Liquider l’argent liquide

L'analyse de Etienne de Callataÿ, chef économiste de la banque de Groof

17/07/2015 - Publié par BANQUE DEGROOF LUXEMBOURG S.A. dans Marché Autre

Liquider l’argent liquide

Allons-nous connaître la mort du billet de banque ? La question n’est pas nouvelle. Avec les développements technologiques, en particulier le paiement par carte, le portefeuille électronique et, plus récemment, le transfert d’argent par smartphone, le bon vieux bout de papier en portefeuille a déjà vu sa fin être annoncée à différentes reprises mais jusqu’à présent il a survécu à tous ces concurrents pourtant a priori plus en phase avec l’air du temps. Et la limitation temporaire à 60 EUR par jour des retraits d’argent en Grèce annoncée le dernier week-end de juin pourrait donner envie à plus d’un déposant de regarnir les trésors jadis cachés sous le matelas.

Toutefois, avoir survécu à différentes menaces n’est pas le gage de l’éternité.

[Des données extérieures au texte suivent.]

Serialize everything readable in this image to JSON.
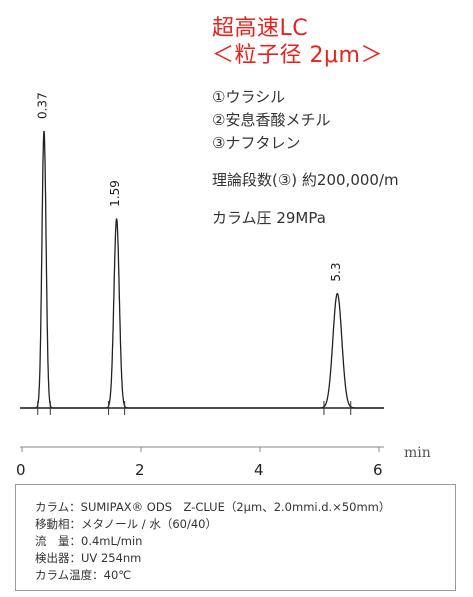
{
  "title": {
    "line1": "超高速LC",
    "line2": "＜粒子径 2μm＞"
  },
  "compounds": [
    "①ウラシル",
    "②安息香酸メチル",
    "③ナフタレン"
  ],
  "plates": "理論段数(③) 約200,000/m",
  "pressure": "カラム圧 29MPa",
  "conditions": [
    "カラム：SUMIPAX® ODS　Z-CLUE（2μm、2.0mmi.d.×50mm）",
    "移動相：メタノール / 水（60/40）",
    "流　量：0.4mL/min",
    "検出器：UV 254nm",
    "カラム温度：40℃"
  ],
  "colors": {
    "title": "#e8231f",
    "trace": "#222222"
  },
  "chart_data": {
    "type": "line",
    "title": "",
    "xlabel": "min",
    "ylabel": "",
    "xlim": [
      0,
      6
    ],
    "x_ticks": [
      "0",
      "2",
      "4",
      "6"
    ],
    "grid": false,
    "peaks": [
      {
        "label": "0.37",
        "retention_time": 0.37,
        "relative_height": 1.0
      },
      {
        "label": "1.59",
        "retention_time": 1.59,
        "relative_height": 0.683
      },
      {
        "label": "5.3",
        "retention_time": 5.3,
        "relative_height": 0.413
      }
    ]
  }
}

Oui, le billet pourrait bel et bien disparaître, surtout qu’outre les avancées technologiques, il faut tenir compte de trois autres considérations, respectivement sécuritaire, budgétaire et monétaire.

Sécuritaire, d’abord, car sous ses dehors sûrs le billet de banque est dangereux. Les attentats du 11 septembre 2001 ont amené à penser que lutter contre le terrorisme passait par lutter contre l’argent du terrorisme. Plus largement, une manière de s’en prendre aux barons de la drogue, aux parrains de la prostitution ou les passeurs de migrants est de les « prendre au portefeuille ». Supprimer le billet de banque rendrait de nombreuses activités illicites plus difficiles. Il y a un beau paradoxe à se dire que les banques centrales, parmi les plus honorables de nos institutions, vivent de l’argent hors-la-loi.

Budgétaire, ensuite, car le billet de banque nuit à la perception juste et efficace de l’impôt. En effet, les transactions en liquide permettent une non-déclaration et un non-assujettissement à l’impôt. Il en résulte une inégalité entre ceux qui peuvent et veulent frauder et les autres contribuables, ainsi qu’une distorsion dans la répartition du financement des services publics, une distorsion qui entrave la bonne allocation des ressources. Si on évoque, à bon droit, les vertus d’un « tax shift », il faudrait aussi reconnaître celles d’un « payment shift ».

Monétaire, enfin, car la possibilité de thésauriser en billets de banque est une entrave à la possibilité de pratiquer des taux d’intérêt négatif. Certes, un taux négatif semble a priori être une anomalie non-souhaitable, notamment en ce qu’elle pénalise l’épargne prudente et peut alimenter des bulles financières, mais en certaines circonstances des taux négatifs sont un moindre mal, qu’il s’agisse de soutenir l’activité économique ou d’empêcher une appréciation de la monnaie nationale. Or, avec des taux négatifs, le déposant est tenté d’échapper à une déperdition de pouvoir d’achat en vidant ses comptes au profit d’un empilement de billets. Le billet, émis par la banque centrale, peut devenir l’ennemi de son efficacité.

Un monde sans billets est un monde où les transactions financières entre individus peuvent être plus aisément tracées et prohibées, où les contributions à la collectivité peuvent être mieux prélevées et où, en cas de nécessité, un taux d’intérêt négatif peut être pratiqué sans peine d’assister à une « fuite en billets ». Bien sûr, cela ne va pas sans inconvénient, à commencer par l’atteinte à la vie privée. La question politique est alors de savoir si, à l’heure où la vie privée l’est de moins en moins, sauvegarder cette dimension-là de la « privacy » fait plus que compenser les avantages qu’il y aurait à ne plus avoir de billets de banque.

A la liste des espèces en voie de disparition, il faudra vraisemblablement accepter d’ajouter celle des espèces elles-mêmes « Cash is king » dit le dicton financier mais, dans son habit de papier, le roi se meurt.